Note that even “highly rated ABCP” are still opaque instruments, and conservative institutional investors assess the risk of the instrument typically by the issuing bank not the underlying collateral.
TALF
These liquidity provisions were still unable to stabilize financial markets, which had transitioned to an originate-and-distribute model, and “the Fed announced the creation of the Term Asset-Backed Securities Loan Facility (TALF) on November 25, 2008. Operating similarly to the AMLF, the Fed provided nonrecourse loans to eligible borrowers posting eligible collateral, but for terms of five years. Borrowers then would act as an intermediary, using the TALF loans to purchase ABS [Asset Backed Securities]…. Although the Fed terminated lending under the TALF on June 30, 2010, loans remain outstanding under the program until March 30, 2015. The Fed loaned in total $71.09 billion” (Felkerson).
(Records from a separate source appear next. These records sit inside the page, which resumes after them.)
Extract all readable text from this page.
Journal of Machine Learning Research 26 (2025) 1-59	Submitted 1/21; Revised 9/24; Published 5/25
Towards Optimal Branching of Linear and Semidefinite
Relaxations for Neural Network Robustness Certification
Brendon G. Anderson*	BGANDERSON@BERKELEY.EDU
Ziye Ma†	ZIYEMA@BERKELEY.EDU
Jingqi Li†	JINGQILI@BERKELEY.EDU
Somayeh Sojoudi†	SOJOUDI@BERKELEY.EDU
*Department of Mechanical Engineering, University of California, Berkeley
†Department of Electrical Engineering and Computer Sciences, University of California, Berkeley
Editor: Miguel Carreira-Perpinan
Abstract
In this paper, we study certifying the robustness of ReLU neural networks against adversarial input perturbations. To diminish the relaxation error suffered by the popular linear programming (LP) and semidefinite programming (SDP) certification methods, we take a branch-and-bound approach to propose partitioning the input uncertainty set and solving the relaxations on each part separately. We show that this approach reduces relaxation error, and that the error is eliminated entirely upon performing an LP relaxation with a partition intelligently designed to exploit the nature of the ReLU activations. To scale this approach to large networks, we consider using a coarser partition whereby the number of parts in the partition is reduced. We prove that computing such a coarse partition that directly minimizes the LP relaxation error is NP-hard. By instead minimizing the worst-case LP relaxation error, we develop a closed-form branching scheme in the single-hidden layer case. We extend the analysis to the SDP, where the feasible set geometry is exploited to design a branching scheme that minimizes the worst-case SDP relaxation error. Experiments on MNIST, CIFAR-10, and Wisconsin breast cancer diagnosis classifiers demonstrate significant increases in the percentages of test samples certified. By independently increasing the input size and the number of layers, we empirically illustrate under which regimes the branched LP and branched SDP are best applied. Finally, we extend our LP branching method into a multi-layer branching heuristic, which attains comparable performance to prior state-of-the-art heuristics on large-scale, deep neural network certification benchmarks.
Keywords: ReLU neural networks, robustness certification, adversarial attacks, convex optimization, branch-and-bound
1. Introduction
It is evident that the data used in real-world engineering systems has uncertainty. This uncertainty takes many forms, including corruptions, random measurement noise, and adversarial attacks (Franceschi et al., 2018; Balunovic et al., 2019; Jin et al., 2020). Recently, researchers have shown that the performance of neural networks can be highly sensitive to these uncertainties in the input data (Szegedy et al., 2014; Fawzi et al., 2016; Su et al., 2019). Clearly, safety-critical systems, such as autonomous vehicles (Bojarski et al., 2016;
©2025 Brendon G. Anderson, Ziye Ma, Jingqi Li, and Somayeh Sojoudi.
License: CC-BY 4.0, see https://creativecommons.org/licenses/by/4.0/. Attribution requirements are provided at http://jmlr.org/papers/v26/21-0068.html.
Summary of Fed Lending in 2008
Felkerson summarizes all the Fed’s lending programs as follows and provides the figure below: “When all individual transactions are summed across all unconventional LOLR [lender of last resort] facilities, the Fed spent a total of $29,616.4 billion dollars! Note this includes direct lending plus asset purchases…. Three facilities—CBLS, PDCF, and TAF—would overshadow all other unconventional LOLR programs, and make up 71.1 percent ($22,826.8 billion) of all assistance.”
Note that MBS data can be found on the SOMA site. (Felkerson separated them from the traditional Treasury securities that are a standard part of open market operations.) Felkerson notes that “[i]f the CBLS [central bank liquidity swaps] are excluded, 83.9 percent ($16.41 trillion) of all assistance would be provided to only 14 [of the largest financial] institutions [in the world]…. [And] the six largest foreign-based institutions would receive 36 percent ($10.66 trillion) of the total bailout.”
As calculated by Felkerson, the Fed’s lending programs in response to the 2008 financial crisis was massive, double the nominal GDP at the time; the institutions directly benefiting were relatively few, and the risks were high. The legal justification for what was at the time unprecedented actions was flimsy, the Federal Reserve Act—Section 13(3), if not illegal.
What was the reward for the American people, whose lives and tax dollars were ultimately at stake, for all of this Federal Reserve support for a financial system that had grown too large, too corrupt and too greedy? What did you get from the Fed’s astronomical amounts of lending? You got a system that learned how to exploit the existing order and you, the American people. The Federal Reserve has become captive to these financial players and markets, and you, the American people, are its victims.